= Akce Asanace =

1977–1984 secret police operation in Czechoslovakia

Akce Asanace (English: Sanitation Act) was the cover name for a Czechoslovak StB (secret police) operation in the late 1970s and early 1980s, with which the Communist regime tried to force inconvenient people, especially signatories of Charter 77, to leave the country. Various forms of psychological and physical coercion and blackmail were used, including forcing individuals to emigrate. Prominent individuals against whom this was used include Milan Hlavsa, Vratislav Brabenec, Vlastimil Třešňák, Jaroslav Jeroným Neduha, Jaroslav Hutka, Svatopluk Karásek, Václav Malý, Karol Sidon, Petr Cibulka, and Pavel Landovský.

==Origin and progression==
On 21 December 1977, then-Minister of the Interior, Jaromír Obzina, issued an order to "achieve the complete disintegration and isolation of the main organizers of Charter 77 from other signatories, and the selected organizers of this event to be evicted from the Czechoslovak Republic". The StB focused especially on younger and lesser-known dissidents, because they were not so visible and their persecution did not provoke significant protest. Common methods of coercion were physical violence and blackmail. For those who agreed to emigrate, the StB ensured that all necessary formalities were completed without complications.
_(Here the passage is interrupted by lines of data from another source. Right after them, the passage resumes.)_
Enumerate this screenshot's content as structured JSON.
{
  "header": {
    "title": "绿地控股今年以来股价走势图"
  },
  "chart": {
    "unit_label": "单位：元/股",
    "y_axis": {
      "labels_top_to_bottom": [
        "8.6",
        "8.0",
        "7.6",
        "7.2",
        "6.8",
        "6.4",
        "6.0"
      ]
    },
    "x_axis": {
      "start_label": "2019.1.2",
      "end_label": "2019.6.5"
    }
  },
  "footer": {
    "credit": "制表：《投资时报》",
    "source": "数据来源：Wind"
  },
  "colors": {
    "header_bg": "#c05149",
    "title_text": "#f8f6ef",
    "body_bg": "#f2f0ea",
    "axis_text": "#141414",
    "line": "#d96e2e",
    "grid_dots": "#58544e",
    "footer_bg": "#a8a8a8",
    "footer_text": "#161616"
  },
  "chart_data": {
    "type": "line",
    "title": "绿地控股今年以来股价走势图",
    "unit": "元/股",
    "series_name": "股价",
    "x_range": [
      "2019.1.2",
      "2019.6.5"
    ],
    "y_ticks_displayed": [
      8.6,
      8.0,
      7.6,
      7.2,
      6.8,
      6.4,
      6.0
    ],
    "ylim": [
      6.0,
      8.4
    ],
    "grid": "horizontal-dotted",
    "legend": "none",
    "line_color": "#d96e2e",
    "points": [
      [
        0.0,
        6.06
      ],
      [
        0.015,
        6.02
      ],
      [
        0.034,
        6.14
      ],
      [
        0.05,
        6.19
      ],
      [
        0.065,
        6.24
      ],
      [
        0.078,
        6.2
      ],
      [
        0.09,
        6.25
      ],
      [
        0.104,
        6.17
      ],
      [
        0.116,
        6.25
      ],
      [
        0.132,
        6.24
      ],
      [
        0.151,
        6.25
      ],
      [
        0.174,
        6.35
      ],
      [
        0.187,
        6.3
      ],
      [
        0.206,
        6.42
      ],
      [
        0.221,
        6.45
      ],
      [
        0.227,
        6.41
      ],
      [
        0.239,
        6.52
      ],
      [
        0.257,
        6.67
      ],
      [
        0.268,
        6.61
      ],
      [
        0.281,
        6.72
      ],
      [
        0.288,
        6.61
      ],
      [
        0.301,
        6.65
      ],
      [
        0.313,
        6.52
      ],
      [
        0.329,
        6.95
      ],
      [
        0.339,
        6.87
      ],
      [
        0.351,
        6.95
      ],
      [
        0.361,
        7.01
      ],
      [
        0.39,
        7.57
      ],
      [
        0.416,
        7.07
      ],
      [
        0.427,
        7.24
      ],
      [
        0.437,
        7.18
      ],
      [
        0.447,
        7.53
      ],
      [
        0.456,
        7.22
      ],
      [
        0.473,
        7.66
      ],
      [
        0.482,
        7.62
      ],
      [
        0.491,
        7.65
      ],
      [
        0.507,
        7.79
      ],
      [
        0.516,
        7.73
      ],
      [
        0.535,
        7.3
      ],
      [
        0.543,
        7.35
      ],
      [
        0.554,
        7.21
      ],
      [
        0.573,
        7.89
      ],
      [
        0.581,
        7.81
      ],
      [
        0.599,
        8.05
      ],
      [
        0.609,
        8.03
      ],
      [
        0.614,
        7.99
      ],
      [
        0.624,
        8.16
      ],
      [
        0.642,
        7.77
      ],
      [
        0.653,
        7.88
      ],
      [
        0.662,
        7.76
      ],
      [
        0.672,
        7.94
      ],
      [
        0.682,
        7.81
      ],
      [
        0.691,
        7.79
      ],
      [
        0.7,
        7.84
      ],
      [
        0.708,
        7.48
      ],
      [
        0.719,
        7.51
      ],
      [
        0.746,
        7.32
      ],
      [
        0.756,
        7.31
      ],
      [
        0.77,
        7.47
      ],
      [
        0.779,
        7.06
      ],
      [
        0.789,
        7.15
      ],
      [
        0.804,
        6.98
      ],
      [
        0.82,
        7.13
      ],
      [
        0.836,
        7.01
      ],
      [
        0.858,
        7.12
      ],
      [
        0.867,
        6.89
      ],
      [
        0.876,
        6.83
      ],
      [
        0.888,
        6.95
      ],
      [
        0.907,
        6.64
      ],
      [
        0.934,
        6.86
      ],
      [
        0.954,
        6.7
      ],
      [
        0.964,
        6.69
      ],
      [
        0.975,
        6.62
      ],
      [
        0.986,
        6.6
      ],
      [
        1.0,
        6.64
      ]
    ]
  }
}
Pressure peaked between 1980 and 1981, as the government was afraid the Charter 77 movement would join forces with Poland's nascent Solidarity.

In all, 280 signatories of Charter 77, i.e., about 15% of the total number, were forced to emigrate, including ten members of the Committee for the Defense of the Unjustly Prosecuted (VONS). The operation also swept up dissidents that had not signed the charter, such as Radko Pavlovec, a noted anti-fascist activist who had been imprisoned between 1952 and 1960 at the Jáchymov labor camp. Akce Asanace ended in 1984 and was followed by a similar operation, named Akce Klín.

==Aftermath and trials==
In 1999, criminal trials of several politicians and members of the StB associated with Akce Asanace began and continue to this day. Jaromír Obzina escaped conviction, as he died in January 2003. Most of those convicted have received suspended sentences. In September 2021, courts recognized four additional StB employees who had persecuted Charter 77 signatories such as Vratislav Brabenec of The Plastic People of the Universe and Jaroslav Jeroným Neduha of Extempore, though their verdicts have not been finalized yet.

==Popular usage==
The term "Asanace" has been used in contexts that refer to government persecution or prohibition, as in the case of Asanace2, a call for the Czech government to legalize the use and growing of cannabis products.